Prices will keep going up as life continues to return to normal and Americans rush to spend money on all the things they missed because of COVID-19. Lingering supply chain snarls will put additional pressure on prices. But this should be a one-time phenomenon. Inflation is not inflation unless it persists over months and years.
Another reason for optimism is that even when it was trying to raise the inflation rate, during and after the Great Recession, the Federal Reserve found it remained stubbornly low. The central bank's monetary expansion should have brought about the higher inflation it sought.
But it didn't -- suggesting that something has changed about the connection between the money supply and consumer prices.

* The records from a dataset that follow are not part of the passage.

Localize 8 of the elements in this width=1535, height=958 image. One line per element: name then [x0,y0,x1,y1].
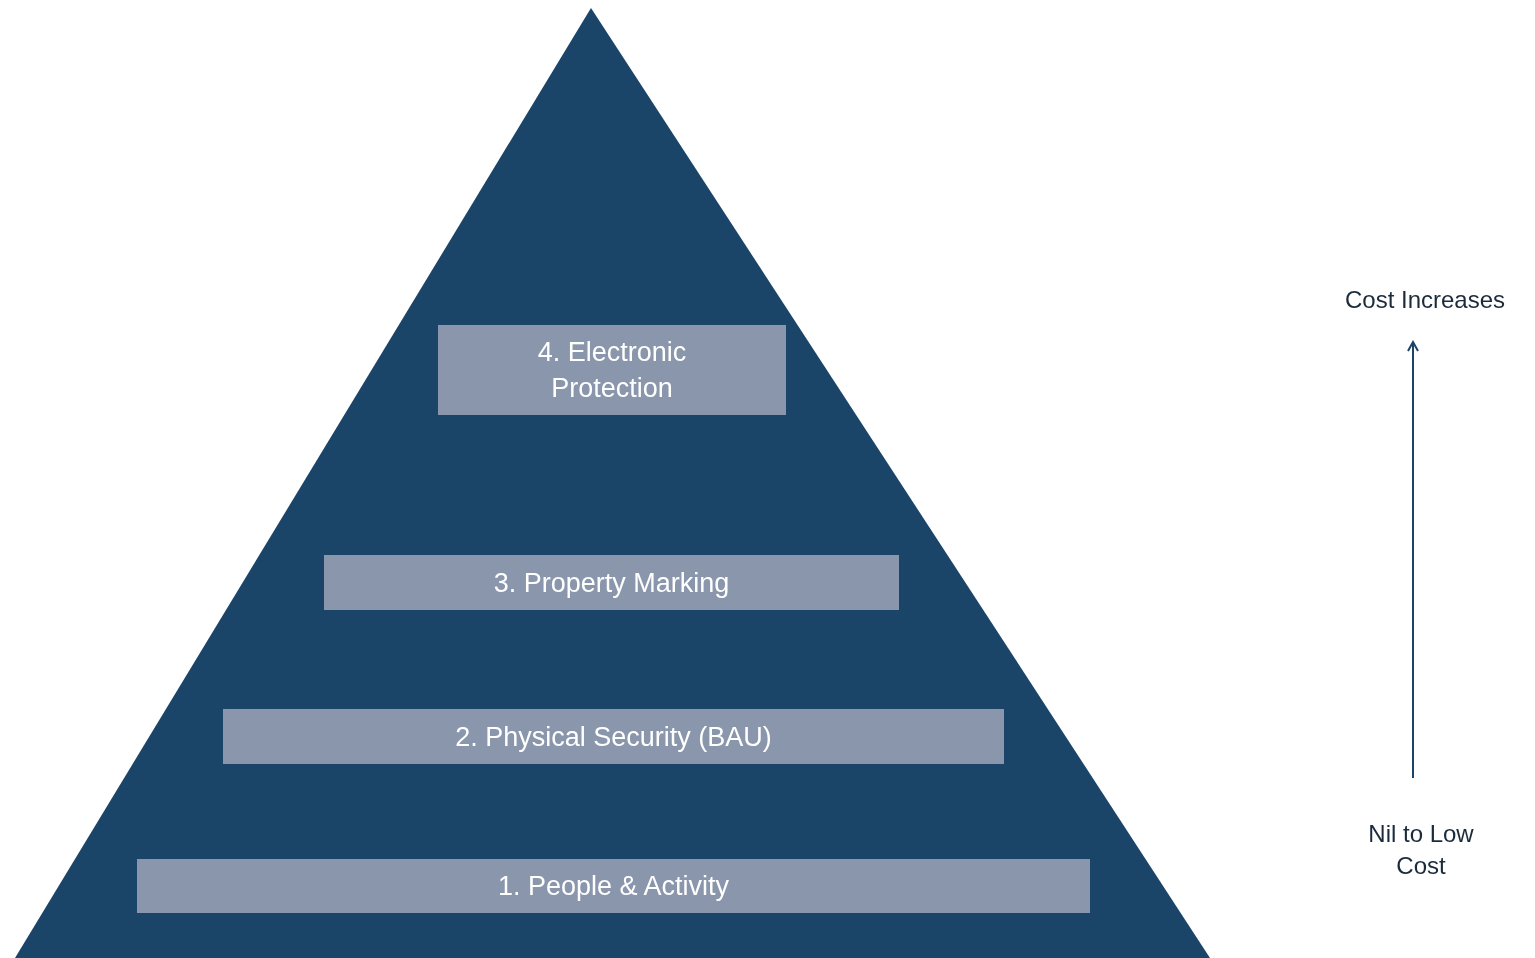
scale-label: Cost Increases [1325,284,1525,318]
tier-bar: 2. Physical Security (BAU) [223,709,1004,764]
scale-label: Nil to Low Cost [1366,818,1476,884]
tier-bar: 4. Electronic Protection [438,325,786,415]
tier-bar: 3. Property Marking [324,555,899,610]
arrow [1407,341,1419,779]
tier-bar: 1. People & Activity [137,859,1090,913]
pyramid-triangle [15,8,1210,958]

Back then, conservative critics forecast an outbreak of inflation caused by easy money and excessive federal spending. In 2009, economist Arthur Laffer wrote, "We can expect rapidly rising prices and much, much higher interest rates over the next four or five years." Sen. Rand Paul, R-Ky., said Americans should be "prepared to carry money to the grocery store in a wheelbarrow."
Let's hope their hallucinations have subsided. If those policies didn't cause inflation then, they may not cause it now. Stable prices have become the intractable norm over the past quarter-century, for reasons we don't fully understand. Loose fiscal and monetary policies don't seem to matter the way they once did.
One danger is that the recent price increases will fuel inflationary expectations, prompting businesses to raise prices and workers to demand higher wages, setting off a self-perpetuating upward spiral. But what inflationary expectations are we talking about?
Data compiled by the Federal Reserve Bank of St. Louis indicate that, as of June 10, the expected inflation rate over the next five years is just 2.23%. Interest rates on 30-year mortgages have fallen below 3%, compared with nearly 5% in 2018.
Given their performance over the past 13 years, it's not unreasonable to believe that the Federal Reserve officials who set monetary policy actually know what they're doing. When the pandemic hit, the economy was well into the longest peacetime expansion ever -- and inflation was still subdued.
Fed Chairman Jerome Powell and his colleagues have earned the benefit of the doubt. They haven't forgotten the trauma of the 1970s, and they don't want to go down in history as the people who brought it back.
When prices jump, vigilance against inflation is entirely justified. But we should also watch out for false alarms.